Carbon–Carbon, Carbon–Oxygen, or Carbon–Nitrogen Bond Formation via 3,3- or 1,3-Rearrangements of O-Vinyl

Rearrangements of N–O bonds have been employed in the development of new methods for the preparation highly functionalized molecules. Specifically, [1,3]- and [3,3]-rearrangements of O-vinyl oximes and O-vinyl hydroxamates have been designed to provide new routes to important synthetic intermediates such as α-oxygenated, α-arylated, and α-aminated ketones as well as privileged medicinally relevant structures such as highly substituted pyrroles and indoles. Two simple routes to O-vinyl oximes and O-vinyl hydroxamates have been developed through the iridium-catalyzed isomerization of O-allyl oxime ethers and the C–O bond coupling of oximes and hydroxamic acids with vinyl boronic acids. These complimentary methods allow for the practical application of the [1,3]- and [3,3]-rearrangements of N–O bonds from simple starting materials.
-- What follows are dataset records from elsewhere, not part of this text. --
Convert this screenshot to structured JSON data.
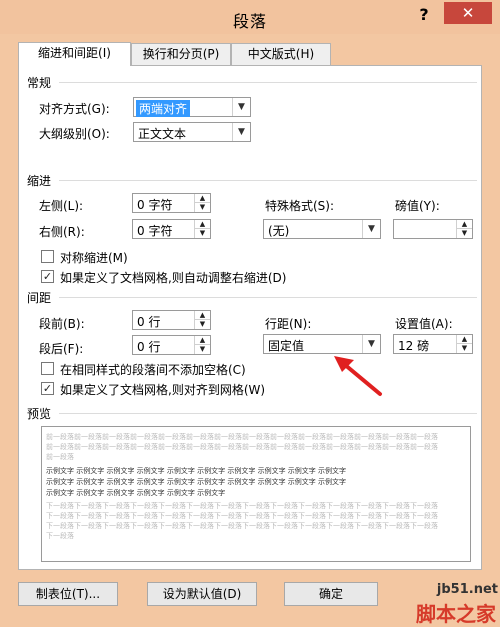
{
  "window": {
    "title": "段落",
    "help": "?",
    "close": "✕"
  },
  "tabs": [
    {
      "label": "缩进和间距(I)"
    },
    {
      "label": "换行和分页(P)"
    },
    {
      "label": "中文版式(H)"
    }
  ],
  "general": {
    "section": "常规",
    "alignment_label": "对齐方式(G):",
    "alignment_value": "两端对齐",
    "outline_label": "大纲级别(O):",
    "outline_value": "正文文本"
  },
  "indent": {
    "section": "缩进",
    "left_label": "左侧(L):",
    "left_value": "0 字符",
    "right_label": "右侧(R):",
    "right_value": "0 字符",
    "special_label": "特殊格式(S):",
    "special_value": "(无)",
    "by_label": "磅值(Y):",
    "by_value": "",
    "mirror_label": "对称缩进(M)",
    "mirror_checked": false,
    "auto_adjust_label": "如果定义了文档网格,则自动调整右缩进(D)",
    "auto_adjust_checked": true
  },
  "spacing": {
    "section": "间距",
    "before_label": "段前(B):",
    "before_value": "0 行",
    "after_label": "段后(F):",
    "after_value": "0 行",
    "line_label": "行距(N):",
    "line_value": "固定值",
    "at_label": "设置值(A):",
    "at_value": "12 磅",
    "no_space_label": "在相同样式的段落间不添加空格(C)",
    "no_space_checked": false,
    "snap_grid_label": "如果定义了文档网格,则对齐到网格(W)",
    "snap_grid_checked": true
  },
  "preview": {
    "section": "预览",
    "prev_line": "前一段落前一段落前一段落前一段落前一段落前一段落前一段落前一段落前一段落前一段落前一段落前一段落前一段落前一段落",
    "prev_line_short": "前一段落前一段落前一段落前一段落前一段落前一段落前一段落前一段落前一段落前一段落前一段落前一段落前一段落前一段落",
    "prev_line_end": "前一段落",
    "sample_line": "示例文字 示例文字 示例文字 示例文字 示例文字 示例文字 示例文字 示例文字 示例文字 示例文字",
    "sample_line_end": "示例文字 示例文字 示例文字 示例文字 示例文字 示例文字",
    "next_line": "下一段落下一段落下一段落下一段落下一段落下一段落下一段落下一段落下一段落下一段落下一段落下一段落下一段落下一段落",
    "next_line_end": "下一段落"
  },
  "buttons": {
    "tabs": "制表位(T)...",
    "default": "设为默认值(D)",
    "ok": "确定"
  },
  "watermark": {
    "site": "jb51.net",
    "name": "脚本之家"
  },
  "colors": {
    "selection": "#3399ff",
    "close": "#c7473c",
    "arrow": "#e02020"
  }
}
The new processes described in this thesis will promote the development of new retrosynthetic strategies for the preparation of challenging C–C, C–O, and C–N bonds in synthetic targets as well as simplify the preparation of structural derivatives through bypassing the road blocks and limitations of traditional synthetic methods. Mechanistic data has been collected and discussed for all new transformations in order to determine how to further harness and exploit these important new transformations for the relentless demand of new materials and pharmaceutically active compounds.